À boleia da saída do argentino, Rui Costa fez também questão de explicar o porquê de não ter chegado mais nenhum médio ao plantel, ao contrário do que aconteceu por exemplo em relação ao ataque. E a ideia do presidente dos encarnados quase fez lembrar a certa altura o fenómeno “crítico” vivido pelo Barcelona no ano em que o PSG pagou 222 milhões de euros por Neymar: a inflação atinge valores inimagináveis (sendo que no caso dos catalães só as chegadas de Dembelé e Coutinho custaram mais do que o brasileiro).

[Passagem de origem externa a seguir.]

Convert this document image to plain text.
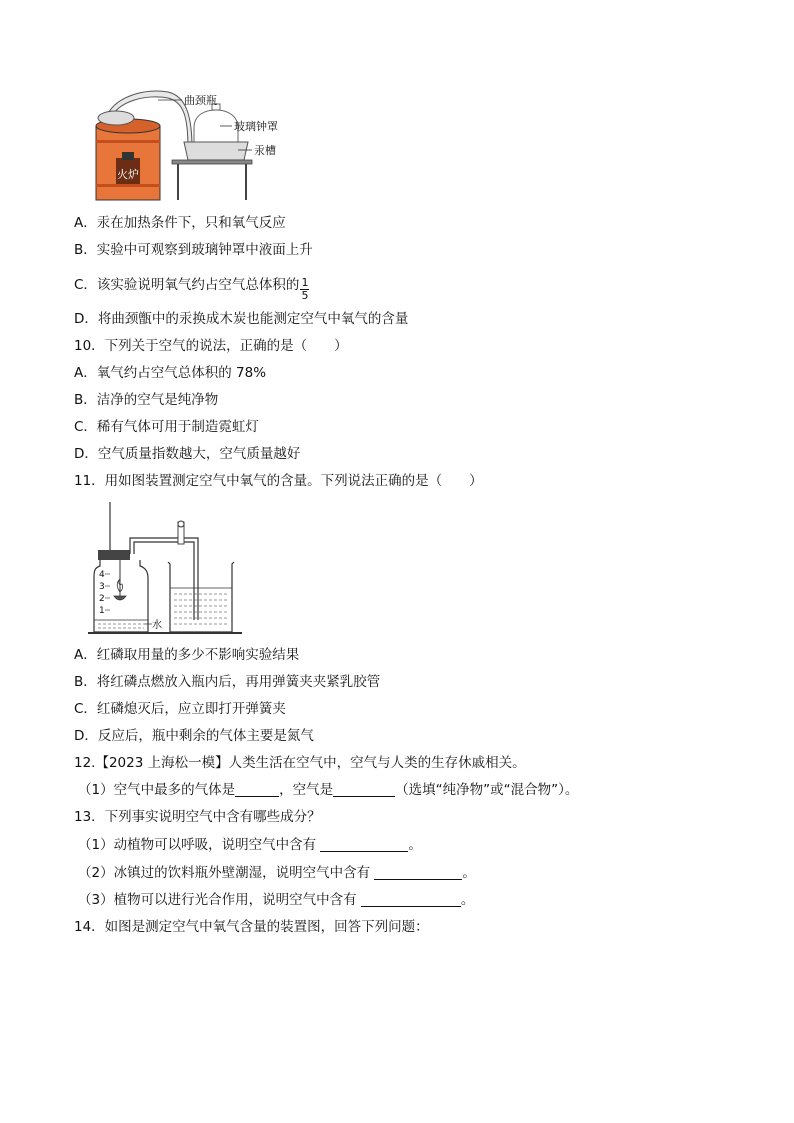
火炉
曲颈瓶
玻璃钟罩
汞槽
A．汞在加热条件下，只和氧气反应
B．实验中可观察到玻璃钟罩中液面上升
C．该实验说明氧气约占空气总体积的 $\frac{1}{5}$
D．将曲颈甑中的汞换成木炭也能测定空气中氧气的含量
10．下列关于空气的说法，正确的是（　　）
A．氧气约占空气总体积的 78%
B．洁净的空气是纯净物
C．稀有气体可用于制造霓虹灯
D．空气质量指数越大，空气质量越好
11．用如图装置测定空气中氧气的含量。下列说法正确的是（　　）
4
3
2
1
水
A．红磷取用量的多少不影响实验结果
B．将红磷点燃放入瓶内后，再用弹簧夹夹紧乳胶管
C．红磷熄灭后，应立即打开弹簧夹
D．反应后，瓶中剩余的气体主要是氮气
12.【2023 上海松一模】人类生活在空气中，空气与人类的生存休戚相关。
（1）空气中最多的气体是	，空气是	（选填“纯净物”或“混合物”）。
13．下列事实说明空气中含有哪些成分？
（1）动植物可以呼吸，说明空气中含有	。
（2）冰镇过的饮料瓶外壁潮湿，说明空气中含有	。
（3）植物可以进行光合作用，说明空气中含有	。
14．如图是测定空气中氧气含量的装置图，回答下列问题：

“A situação do Enzo parte desde a última semana de dezembro. Estivemos sempre prontos para todas as posições do campo sem prescindirmos de nenhum titular, dos jogadores mais utilizados. Não estava equacionado nenhum médio centro. Quando se percebe que o Enzo podia sair, estávamos mais do que prontos. A dez horas de fecho ele ainda podia ficar no Benfica. Tomámos a posição de lutar por ele até ao fim. Não valeu de nada. Todos os alvos que tínhamos no último dia de mercado era de extraordinária dificuldade trazer. Não só os clubes não os libertavam, como um jogador que valia dez ou 20 milhões passou a valer 50 ou mesmo o valor da cláusula”, admitiu o líder do conjunto da Luz, não enjeitando assim essa realidade de terem existido contactos para encontrar um sucessor que acabaria por não chegar em janeiro.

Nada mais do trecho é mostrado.